La France a co-parrainé l’évenement parallèle « Sweetening the deal : bitter testimonies on corruption and wildlife crime » au cours duquel l’Ambassadeur Jean-Claude Brunet a souligné les liens entre le commerce illégal d’espèces sauvages et le financement de groupes armés et terroristes. Il a présenté le renforcement des sanctions prévues par la loi biodiversité française de 2016 et le récent mandat de l’Agence française de développement en matière de gouvernance et de lutte contre la corruption. L’adjoint au chef de l’office central de la gendarmerie nationale en charge de la lutte contre les atteintes à l’environnement et à la santé publique (OCLAESP) en charge de la coopération internationale, qui assure le pilotage de la priorité « criminalité environnementale » de la stratégie de sécurité de l’Union européenne, est intervenu, aux côtés d’experts du Royaume-Uni et de l’Ouganda, pour présenter les défis et réponses possibles en matière de lutte contre la criminalité environnementale et contre la corruption liée aux trafics d’espèces protégées.L’Ambassadeur Jean-Claude Brunet est également intervenu dans un événement parallèle organisé par le programme mondial de l’ONUDC sur la lutte contre les armes à feu et a notamment évoqué la présidence française de la prochaine conférence d’examen du programme d’action des Nations unies sur les armes légères et de petits calibres, ainsi qu’une ’initiative franco-allemande pour créer un groupe de coordination des initiatives de lutte contre les trafics et la dissémination d’armes à feu dans les Balkans occidentaux. L’ensemble des intervenants se sont accordés sur la nécessité de développer davantage de synergies entre les programmes de répression et d’assistance technique dans le domaine de la lutte contre les armes à feu, la criminalité organisée et le terrorisme.

Un évènement co-organisé par la France et la Côte d’Ivoire a été dédié au fond des Nations unies pour les victimes de la traite des êtres humains. Ce fonds permettant à des ONG spécialisées dans la lutte contre la traite des personnes à intervenir sur le terrain par la mise en place d’abris, d’assistance médicale, d’aide juridique et de programmes de formation permettant la réintégration des victimes au sein de la société civile.

L’évènement organisé par ACUNS a été consacré à la fin de l’impunité dans les homicides perpétrés comme les femmes en lien avec le conseil académique du système des Nations unies. Cet évènement a regroupé une soixantaine de personnes autour de sept intervenants qui ont encouragé les Etats membres à renforcer leur action dans le domaine, notamment par le biais législatif et la tenue de statistiques. Les actions de la France et de l’Italie, deux Etats parties à la Convention d’Istanbul, ont été exposées pour illustrer les efforts pouvant être entrepris par les Etats dans ce domaine. L’Ambassadeur Jean-Louis Falconi a souligné que la collecte de données statistiques sur les violences liées aux différences de sexe nécessite encore des améliorations.
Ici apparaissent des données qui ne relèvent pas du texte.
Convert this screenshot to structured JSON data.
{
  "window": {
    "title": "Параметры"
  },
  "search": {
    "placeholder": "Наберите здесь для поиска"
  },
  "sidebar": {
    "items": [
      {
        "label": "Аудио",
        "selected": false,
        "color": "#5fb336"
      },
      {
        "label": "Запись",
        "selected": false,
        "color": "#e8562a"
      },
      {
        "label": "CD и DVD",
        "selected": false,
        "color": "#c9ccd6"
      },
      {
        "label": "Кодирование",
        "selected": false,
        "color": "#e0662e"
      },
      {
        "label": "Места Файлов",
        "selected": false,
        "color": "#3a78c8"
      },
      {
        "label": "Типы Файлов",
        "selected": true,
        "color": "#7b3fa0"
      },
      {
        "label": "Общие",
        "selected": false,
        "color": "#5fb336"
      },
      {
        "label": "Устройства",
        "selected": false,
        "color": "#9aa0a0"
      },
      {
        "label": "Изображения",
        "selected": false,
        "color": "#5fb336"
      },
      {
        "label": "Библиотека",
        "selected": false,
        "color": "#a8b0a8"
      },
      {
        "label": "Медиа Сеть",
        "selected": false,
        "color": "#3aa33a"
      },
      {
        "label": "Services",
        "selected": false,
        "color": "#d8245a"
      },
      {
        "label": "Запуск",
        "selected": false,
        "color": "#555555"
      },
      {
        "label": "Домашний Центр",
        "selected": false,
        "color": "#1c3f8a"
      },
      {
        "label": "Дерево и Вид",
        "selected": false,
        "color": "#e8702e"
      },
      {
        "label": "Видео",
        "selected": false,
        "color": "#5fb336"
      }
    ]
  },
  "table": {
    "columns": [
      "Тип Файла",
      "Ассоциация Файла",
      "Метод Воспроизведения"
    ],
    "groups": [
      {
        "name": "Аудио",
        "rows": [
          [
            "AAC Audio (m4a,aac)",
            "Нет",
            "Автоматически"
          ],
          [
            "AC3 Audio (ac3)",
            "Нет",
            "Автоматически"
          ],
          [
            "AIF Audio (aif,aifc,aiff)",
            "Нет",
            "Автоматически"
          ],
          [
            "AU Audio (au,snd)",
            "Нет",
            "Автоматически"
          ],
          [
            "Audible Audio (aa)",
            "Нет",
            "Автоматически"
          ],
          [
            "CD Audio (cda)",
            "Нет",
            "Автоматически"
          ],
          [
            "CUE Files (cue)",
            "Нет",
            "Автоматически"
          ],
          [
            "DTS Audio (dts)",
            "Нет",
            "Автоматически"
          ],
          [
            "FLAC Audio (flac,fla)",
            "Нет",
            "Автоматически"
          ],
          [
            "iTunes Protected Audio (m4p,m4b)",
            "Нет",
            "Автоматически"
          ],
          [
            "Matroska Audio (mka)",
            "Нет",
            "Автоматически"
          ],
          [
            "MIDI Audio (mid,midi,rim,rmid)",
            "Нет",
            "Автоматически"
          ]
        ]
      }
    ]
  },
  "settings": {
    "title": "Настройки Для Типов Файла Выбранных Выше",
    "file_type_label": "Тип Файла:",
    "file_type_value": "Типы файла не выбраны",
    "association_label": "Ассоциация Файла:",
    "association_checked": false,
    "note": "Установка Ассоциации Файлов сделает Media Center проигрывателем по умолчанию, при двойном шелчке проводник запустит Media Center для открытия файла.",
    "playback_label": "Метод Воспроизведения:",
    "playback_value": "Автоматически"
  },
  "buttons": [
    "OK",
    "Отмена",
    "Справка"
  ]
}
Enfin, la représentation permanente de la France aux Nations unies et la section HTMSS (human trafficking and migrant smuggling section) de l’ONUDC ont conjointement organisé un évènement parallèle sur la question du démantèlement des flux financiers illicites provenant du trafic de migrants dans les pays du sud-est de l’Europe. Le programme français financé à hauteur de 150 000 euros entre 2015 et 2017, soutenu par l’ONUDC, a permis l’organisation d’un cycle de trois réunions régionales d’experts, organisées en Europe du sud-est pour renforcer les capacités des Etats à détecter et suivre les flux financiers illicites fruits du trafic de migrants.